Mini sermon to myself with a mighty impact



To have a CV like Joseph… not really desirable in the world’s eye but quite something from God’s perspective. The most unfair and awful things happened in his life, yet nowhere do i see any whining, complaining, or losing faith, hope or purpose. Just steadily getting on with life. Actually doing his utmost. No trying to get out of being a slave, no escaping from prison, just rolling up his sleeves and getting the job done. In fact at the end he even said to his brothers “You meant it to harm me, but God meant it for good and to save many lives.” Quite something.

My life hasn’t exactly been moonshine and roses and so i have contemplated Joseph’s a lot. Wondering how he did it. Wondering if he cried himself to sleep? Or bemoaned at the very least his plight to God when no one was about?
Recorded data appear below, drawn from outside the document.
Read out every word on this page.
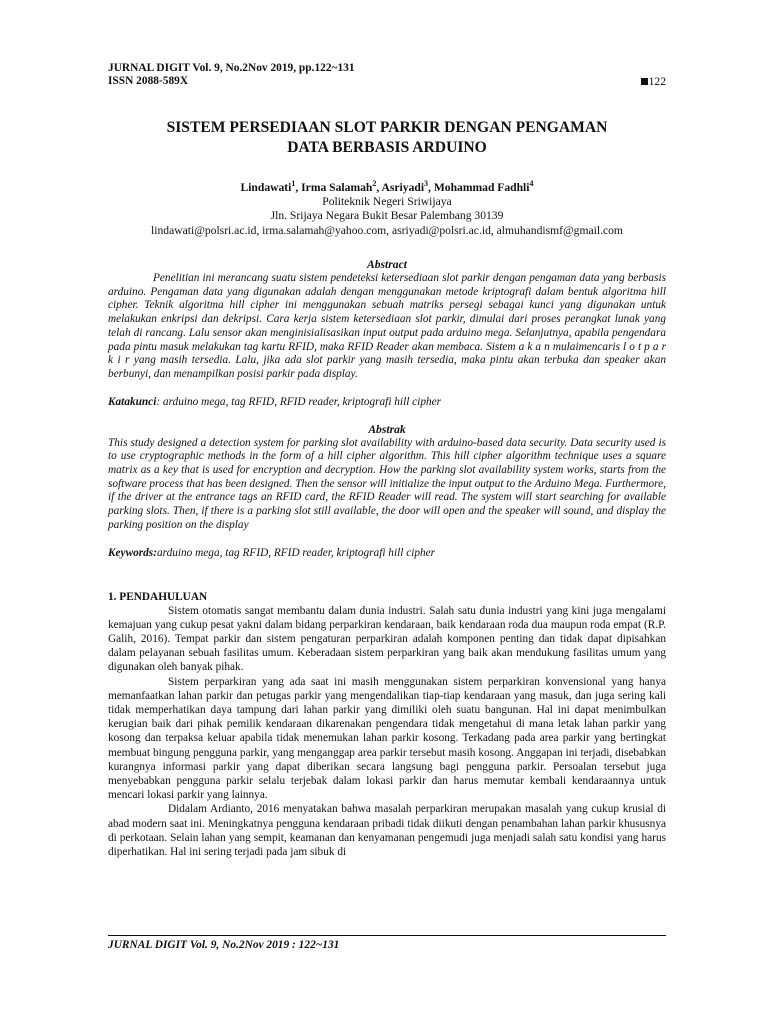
JURNAL DIGIT Vol. 9, No.2Nov 2019, pp.122~131
ISSN 2088-589X	122
SISTEM PERSEDIAAN SLOT PARKIR DENGAN PENGAMAN
DATA BERBASIS ARDUINO
Lindawati$^1$, Irma Salamah$^2$, Asriyadi$^3$, Mohammad Fadhli$^4$
Politeknik Negeri Sriwijaya
Jln. Srijaya Negara Bukit Besar Palembang 30139
lindawati@polsri.ac.id, irma.salamah@yahoo.com, asriyadi@polsri.ac.id, almuhandismf@gmail.com
Abstract
Penelitian ini merancang suatu sistem pendeteksi ketersediaan slot parkir dengan pengaman data yang berbasis arduino. Pengaman data yang digunakan adalah dengan menggunakan metode kriptografi dalam bentuk algoritma hill cipher. Teknik algoritma hill cipher ini menggunakan sebuah matriks persegi sebagai kunci yang digunakan untuk melakukan enkripsi dan dekripsi. Cara kerja sistem ketersediaan slot parkir, dimulai dari proses perangkat lunak yang telah di rancang. Lalu sensor akan menginisialisasikan input output pada arduino mega. Selanjutnya, apabila pengendara pada pintu masuk melakukan tag kartu RFID, maka RFID Reader akan membaca. Sistem a k a n mulaimencaris l o t p a r k i r yang masih tersedia. Lalu, jika ada slot parkir yang masih tersedia, maka pintu akan terbuka dan speaker akan berbunyi, dan menampilkan posisi parkir pada display.
Katakunci: arduino mega, tag RFID, RFID reader, kriptografi hill cipher
Abstrak
This study designed a detection system for parking slot availability with arduino-based data security. Data security used is to use cryptographic methods in the form of a hill cipher algorithm. This hill cipher algorithm technique uses a square matrix as a key that is used for encryption and decryption. How the parking slot availability system works, starts from the software process that has been designed. Then the sensor will initialize the input output to the Arduino Mega. Furthermore, if the driver at the entrance tags an RFID card, the RFID Reader will read. The system will start searching for available parking slots. Then, if there is a parking slot still available, the door will open and the speaker will sound, and display the parking position on the display
Keywords:arduino mega, tag RFID, RFID reader, kriptografi hill cipher
1. PENDAHULUAN

Sistem otomatis sangat membantu dalam dunia industri. Salah satu dunia industri yang kini juga mengalami kemajuan yang cukup pesat yakni dalam bidang perparkiran kendaraan, baik kendaraan roda dua maupun roda empat (R.P. Galih, 2016). Tempat parkir dan sistem pengaturan perparkiran adalah komponen penting dan tidak dapat dipisahkan dalam pelayanan sebuah fasilitas umum. Keberadaan sistem perparkiran yang baik akan mendukung fasilitas umum yang digunakan oleh banyak pihak.

Sistem perparkiran yang ada saat ini masih menggunakan sistem perparkiran konvensional yang hanya memanfaatkan lahan parkir dan petugas parkir yang mengendalikan tiap-tiap kendaraan yang masuk, dan juga sering kali tidak memperhatikan daya tampung dari lahan parkir yang dimiliki oleh suatu bangunan. Hal ini dapat menimbulkan kerugian baik dari pihak pemilik kendaraan dikarenakan pengendara tidak mengetahui di mana letak lahan parkir yang kosong dan terpaksa keluar apabila tidak menemukan lahan parkir kosong. Terkadang pada area parkir yang bertingkat membuat bingung pengguna parkir, yang menganggap area parkir tersebut masih kosong. Anggapan ini terjadi, disebabkan kurangnya informasi parkir yang dapat diberikan secara langsung bagi pengguna parkir. Persoalan tersebut juga menyebabkan pengguna parkir selalu terjebak dalam lokasi parkir dan harus memutar kembali kendaraannya untuk mencari lokasi parkir yang lainnya.

Didalam Ardianto, 2016 menyatakan bahwa masalah perparkiran merupakan masalah yang cukup krusial di abad modern saat ini. Meningkatnya pengguna kendaraan pribadi tidak diikuti dengan penambahan lahan parkir khususnya di perkotaan. Selain lahan yang sempit, keamanan dan kenyamanan pengemudi juga menjadi salah satu kondisi yang harus diperhatikan. Hal ini sering terjadi pada jam sibuk di

JURNAL DIGIT Vol. 9, No.2Nov 2019 : 122~131
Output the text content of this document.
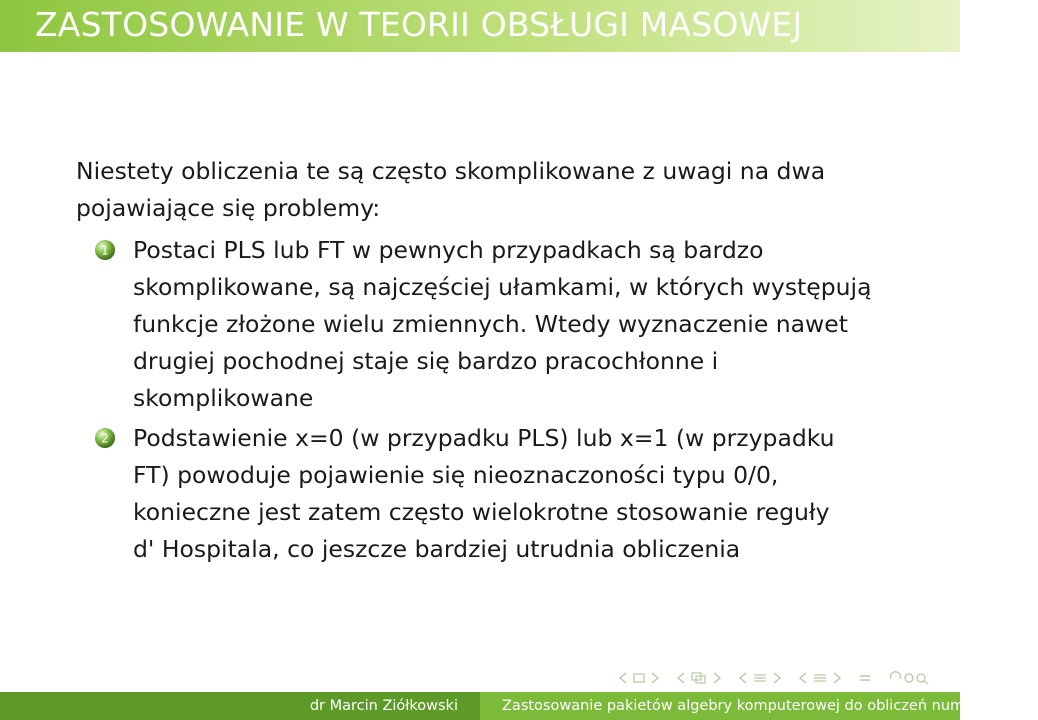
ZASTOSOWANIE W TEORII OBSŁUGI MASOWEJ
Niestety obliczenia te są często skomplikowane z uwagi na dwa
pojawiające się problemy:
1 Postaci PLS lub FT w pewnych przypadkach są bardzo
skomplikowane, są najczęściej ułamkami, w których występują
funkcje złożone wielu zmiennych. Wtedy wyznaczenie nawet
drugiej pochodnej staje się bardzo pracochłonne i
skomplikowane
2 Podstawienie x=0 (w przypadku PLS) lub x=1 (w przypadku
FT) powoduje pojawienie się nieoznaczoności typu 0/0,
konieczne jest zatem często wielokrotne stosowanie reguły
d' Hospitala, co jeszcze bardziej utrudnia obliczenia
dr Marcin Ziółkowski	Zastosowanie pakietów algebry komputerowej do obliczeń numerycznych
Could it be that he just forgave and accepted the way things were? 

I think in my mind at times acceptance looked like weakness. You just roll over and die. I am more of the fighter than the roll over type. I believe that if i am still fighting it’s not over. But this morning God showed me that by not accepting things and keeping on fighting it served no purpose - it kept me in turmoil. Not all situations call for fighting. And this is one of them.

I am not trying to say don’t fight when that is required, it’s more in my case that I cannot believe this has happened to me. I try to reason it out, asking why, how, when and where. I try to protect myself with denial. I fight the stigma if i do go one way and I fight with the pain if I don’t. 
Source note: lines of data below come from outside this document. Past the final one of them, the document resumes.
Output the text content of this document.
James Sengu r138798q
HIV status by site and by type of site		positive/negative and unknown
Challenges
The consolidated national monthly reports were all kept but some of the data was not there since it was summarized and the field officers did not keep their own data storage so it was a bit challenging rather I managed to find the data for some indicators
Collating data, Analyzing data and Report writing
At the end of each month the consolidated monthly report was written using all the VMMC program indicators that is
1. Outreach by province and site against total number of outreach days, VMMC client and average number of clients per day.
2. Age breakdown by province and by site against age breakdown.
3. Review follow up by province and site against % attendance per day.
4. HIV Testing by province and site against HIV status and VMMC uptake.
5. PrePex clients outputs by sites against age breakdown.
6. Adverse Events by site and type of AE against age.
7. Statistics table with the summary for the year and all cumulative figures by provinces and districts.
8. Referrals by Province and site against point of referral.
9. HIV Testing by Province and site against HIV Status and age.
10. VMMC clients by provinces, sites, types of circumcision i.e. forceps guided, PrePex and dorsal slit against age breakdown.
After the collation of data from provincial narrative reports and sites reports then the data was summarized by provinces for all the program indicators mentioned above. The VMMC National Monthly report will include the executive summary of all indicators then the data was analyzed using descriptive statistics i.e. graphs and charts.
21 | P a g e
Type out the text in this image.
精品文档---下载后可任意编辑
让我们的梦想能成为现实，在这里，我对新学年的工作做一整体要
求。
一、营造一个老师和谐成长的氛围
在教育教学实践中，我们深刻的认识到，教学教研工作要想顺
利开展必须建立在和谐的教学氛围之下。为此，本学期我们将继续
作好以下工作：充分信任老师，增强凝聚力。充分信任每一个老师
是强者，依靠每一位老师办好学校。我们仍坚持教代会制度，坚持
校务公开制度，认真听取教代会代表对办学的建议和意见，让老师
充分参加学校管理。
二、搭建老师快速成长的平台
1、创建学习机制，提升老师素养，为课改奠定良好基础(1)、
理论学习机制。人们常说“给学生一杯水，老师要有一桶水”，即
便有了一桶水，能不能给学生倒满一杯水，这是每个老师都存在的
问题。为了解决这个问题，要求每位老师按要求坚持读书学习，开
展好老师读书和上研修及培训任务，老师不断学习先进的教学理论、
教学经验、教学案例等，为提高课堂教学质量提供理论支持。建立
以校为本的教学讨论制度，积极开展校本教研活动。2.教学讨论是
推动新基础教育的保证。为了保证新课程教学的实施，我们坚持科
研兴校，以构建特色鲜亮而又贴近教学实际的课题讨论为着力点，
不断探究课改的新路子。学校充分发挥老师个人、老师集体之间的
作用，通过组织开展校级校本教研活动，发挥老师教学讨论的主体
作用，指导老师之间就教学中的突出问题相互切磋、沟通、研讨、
A long time ago i wrote in a blog and said In acceptance there is peace. And this is where God led me back this morning. I need to stop saying over and over that i cannot believe this is happening to me. It did. And it has. So, forgive. Let go. Accept. Move forward. My next step is to release myself from this torture chamber i have built for myself. Acceptance here is not rolling over and dying, it is a brave act. And i need to move forward. 

I have spent the last 2 months and more so the past 40 days intently working on forgiveness, but everyday something new comes to mind. It is time to accept. To let go. To be free. To trust God.

In a sermon this weekend the pastor was talking about a puzzle. He said sometimes being in pieces has a purpose. And that gives me hope. I am certainly in pieces but God has a purpose. And so I let go and trust my Father. I accept.